Segundo a agenda das campanhas mapeada pela CNN Brasil, Flávio Bolsonaro chegou primeiro. Na segunda-feira (17 de agosto), ele fez uma motociata pela manhã em Juiz de Fora, com concentração no aeroporto e chegada à Praça da Estação da cidade.
À noite do mesmo dia, o candidato do PL participou, em Belo Horizonte, do lançamento da candidatura de Flávio Roscoe ao governo de Minas.

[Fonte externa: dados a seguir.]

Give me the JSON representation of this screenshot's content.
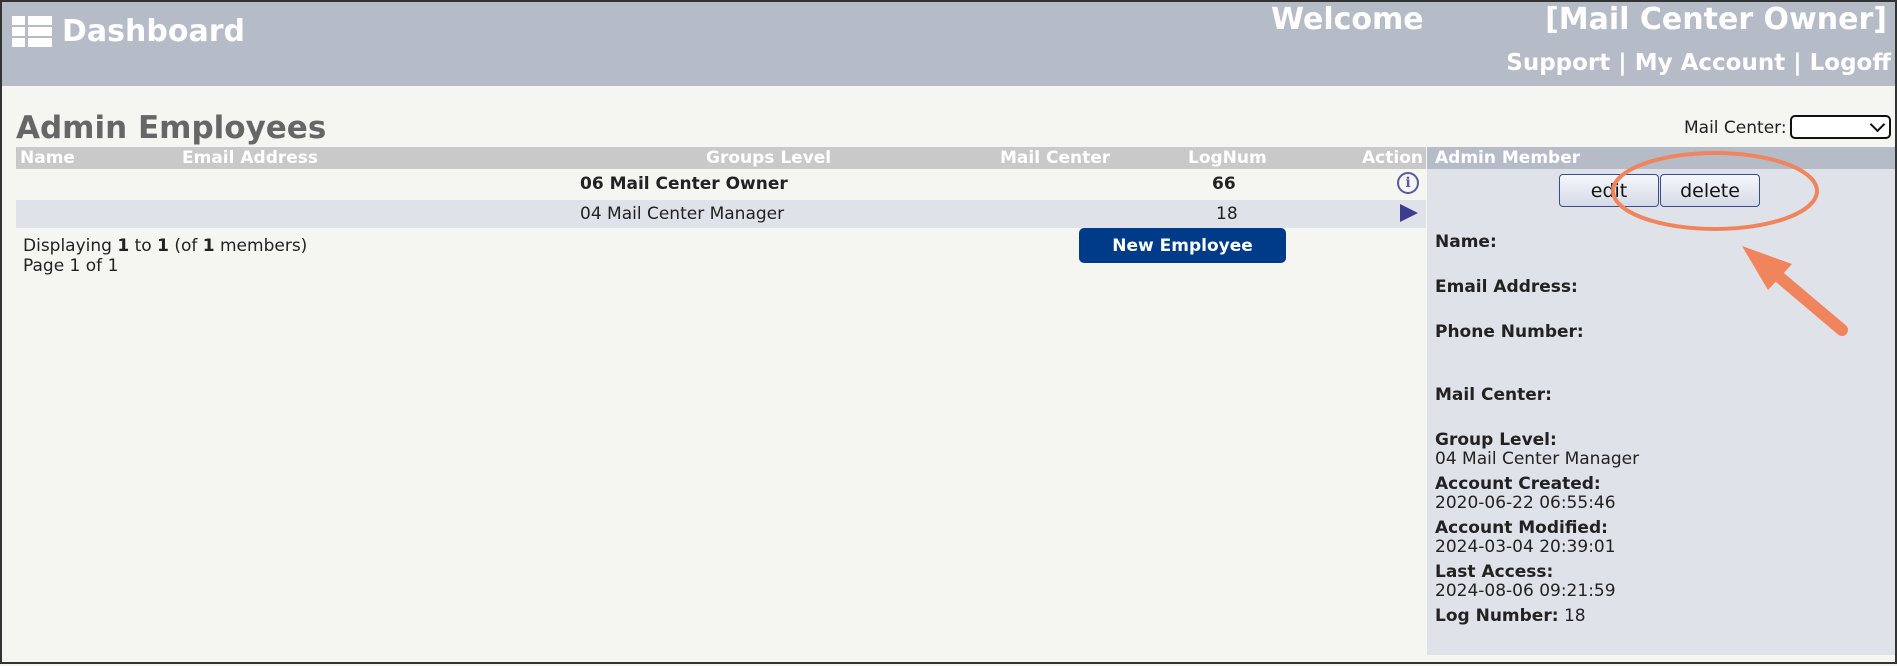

Lula tem seu lançamento de campanha em Minas marcado para a sexta-feira (21 de agosto), também em Belo Horizonte, em ato ligado à candidatura de Patrus Ananias, ex-prefeito da capital mineira, ao governo do estado.
Antes de Minas, o primeiro compromisso de Lula na campanha foi em São Bernardo do Campo, em São Paulo.
O petista volta a Belo Horizonte em 29 de agosto para um encontro nacional com eleitoras mulheres.
Por que Minas pesa tanto na disputa
Minas Gerais é o segundo maior colégio eleitoral do país. O histórico das eleições presidenciais no Brasil mostra que o candidato vencedor no estado costuma também vencer a disputa nacional.
É essa lógica que explica por que as duas campanhas líderes nas pesquisas concentram agenda na mesma capital, na mesma semana, em torno dos candidatos que apoiam ao governo mineiro.
Quem são os candidatos ao governo de MG
Patrus Ananias, de 74 anos, é deputado federal e concorre pela coligação PT/PCdoB/PV/PSB/PSOL/Rede, com Jarbas Soares (PSB) na vice. Antes dele, o PT tentou emplacar Rodrigo Pacheco, que desistiu, e depois Marília Campos, que recusou o convite.
Flávio Roscoe, de 54 anos, é empresário nascido em Belo Horizonte e ex-presidente da Fiemg. Concorre pelo PL em chapa isolada, com Ellen Miziara na vice.
Antes de lançar Roscoe, o PL avaliou apoiar o senador Cleitinho Azevedo, mas as indefinições sobre a candidatura dele levaram o partido a optar por um nome próprio.